La Fiscalía Provincial de Madrid decidió el pasado 4 de noviembre que no procedía autorizar el registro de la sede del PSOE en relación con las entregas de dinero en efectivo vinculadas a Koldo García y al exministro José Luis Ábalos. La respuesta del Ministerio Público se produjo tras una denuncia de VOX, aunque consideró que no existían indicios sólidos ni apoyo policial suficiente para adoptar una medida tan intrusiva. La petición se originó en los juzgados de Plaza de Castilla y acabó trasladada a la Audiencia Nacional, el órgano encargado de investigar los hechos relacionados con esta trama.
La formación liderada por el presidente Santiago Abascal argumentó en su escrito que resultaba imprescindible activar medidas cautelares para preservar documentación relevante. Después del reparto judicial, la causa pasó del Juzgado de Instrucción número 37 al número 51, que estaba en funciones de guardia. Antes de resolver, este último remitió el asunto a la Fiscalía. El Ministerio Público rechazó de forma tajante la solicitud y recordó que ya existían diligencias abiertas en la Audiencia Nacional por el mismo asunto.
El fiscal señaló en su respuesta, recogida en la documentación a la que ha accedido La Razón, que no era posible deducir con criterio razonado que en el interior de Ferraz pudieran encontrarse aún rastros de esas supuestas entregas en metálico. Subrayó además que la solicitud no detallaba personas concretas, cantidades ni procedimientos. Recordó también que la inviolabilidad del domicilio, reconocida en el artículo 18.2 de la Constitución, sólo puede limitarse cuando concurren requisitos estrictos, requisitos que —aseguró— no se daban en este caso.
A juicio del Ministerio Público, la denuncia contiene información genérica que no satisface los criterios de proporcionalidad ni el conjunto de indicios objetivos necesarios para atribuir un delito a personas identificadas. Por ello, consideró injustificable la medida cautelar solicitada.
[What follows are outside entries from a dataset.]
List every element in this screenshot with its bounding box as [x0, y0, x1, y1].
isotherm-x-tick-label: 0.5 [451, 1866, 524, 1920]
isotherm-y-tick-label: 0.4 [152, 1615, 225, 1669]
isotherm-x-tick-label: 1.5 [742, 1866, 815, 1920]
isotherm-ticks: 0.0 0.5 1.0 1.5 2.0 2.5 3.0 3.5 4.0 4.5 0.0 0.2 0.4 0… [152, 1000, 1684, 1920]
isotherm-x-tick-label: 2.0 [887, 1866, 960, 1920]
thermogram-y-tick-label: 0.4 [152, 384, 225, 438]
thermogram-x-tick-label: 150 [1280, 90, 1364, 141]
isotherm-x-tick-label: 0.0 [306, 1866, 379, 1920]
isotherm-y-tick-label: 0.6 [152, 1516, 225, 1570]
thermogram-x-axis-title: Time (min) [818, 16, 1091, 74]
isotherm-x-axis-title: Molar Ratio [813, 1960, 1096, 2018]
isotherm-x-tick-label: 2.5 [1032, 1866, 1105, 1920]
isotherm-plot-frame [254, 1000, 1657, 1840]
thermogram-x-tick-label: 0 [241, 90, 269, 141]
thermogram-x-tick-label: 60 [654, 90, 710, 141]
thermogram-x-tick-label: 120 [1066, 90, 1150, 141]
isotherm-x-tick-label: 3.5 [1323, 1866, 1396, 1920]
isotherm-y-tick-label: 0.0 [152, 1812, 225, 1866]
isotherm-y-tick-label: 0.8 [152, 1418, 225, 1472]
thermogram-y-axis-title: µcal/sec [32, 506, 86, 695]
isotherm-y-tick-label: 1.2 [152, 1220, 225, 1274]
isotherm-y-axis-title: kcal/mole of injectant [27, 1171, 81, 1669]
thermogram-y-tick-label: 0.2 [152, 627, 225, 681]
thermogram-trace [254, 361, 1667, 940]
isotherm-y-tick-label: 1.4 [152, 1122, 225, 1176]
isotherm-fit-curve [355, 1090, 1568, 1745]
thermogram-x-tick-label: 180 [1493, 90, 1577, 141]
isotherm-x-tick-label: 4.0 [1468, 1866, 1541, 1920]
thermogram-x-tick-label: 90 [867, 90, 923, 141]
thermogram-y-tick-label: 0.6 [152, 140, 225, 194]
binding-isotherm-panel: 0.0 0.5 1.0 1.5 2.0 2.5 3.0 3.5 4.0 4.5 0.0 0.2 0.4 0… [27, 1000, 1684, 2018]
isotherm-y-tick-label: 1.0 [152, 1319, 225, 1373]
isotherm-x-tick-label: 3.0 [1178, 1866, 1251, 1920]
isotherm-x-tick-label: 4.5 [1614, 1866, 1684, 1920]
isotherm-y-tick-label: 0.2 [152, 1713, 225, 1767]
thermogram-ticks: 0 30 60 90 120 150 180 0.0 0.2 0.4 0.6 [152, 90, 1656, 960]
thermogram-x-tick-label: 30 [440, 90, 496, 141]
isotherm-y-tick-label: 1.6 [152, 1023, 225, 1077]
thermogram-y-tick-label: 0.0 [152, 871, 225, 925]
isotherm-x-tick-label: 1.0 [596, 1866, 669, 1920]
Junto al registro de Ferraz, VOX también reclamó acceder a los domicilios de Mariano Moreno Pavón y Ana María Fuentes, antiguos y actuales responsables de la gerencia socialista. Su intención era obtener copias de cualquier documentación física o digital almacenada en dichos domicilios. La Fiscalía volvió a oponerse y subrayó la ausencia de un respaldo policial consistente, ya que no constaba un atestado detallado que avalara la adopción de medidas de semejante trascendencia constitucional.
El Ministerio Público emitió finalmente un informe desfavorable a todas las solicitudes de VOX y apuntó que lo más coherente era que toda la investigación sobre posibles pagos en metálico dentro del PSOE quedara unificada en la Audiencia Nacional. Esta parte del caso ya está en manos del magistrado del caso Koldo, Ismael Moreno. El Tribunal Supremo remitió la causa tras apreciar indicios relacionados con la liquidación de gastos del partido.
La denuncia inicial presentada en Plaza de Castilla siguió el mismo camino. La magistrada del Juzgado de Instrucción número 51, Carmen Rodríguez-Medel, decidió no autorizar el registro solicitado por VOX. Sin embargo, sí abrió diligencias tras considerar que existían indicios sobre una posible infracción penal. Una vez completado este trámite, devolvió la causa al juzgado de origen, que envió las actuaciones a la Audiencia Nacional para incorporarlas al caso Koldo.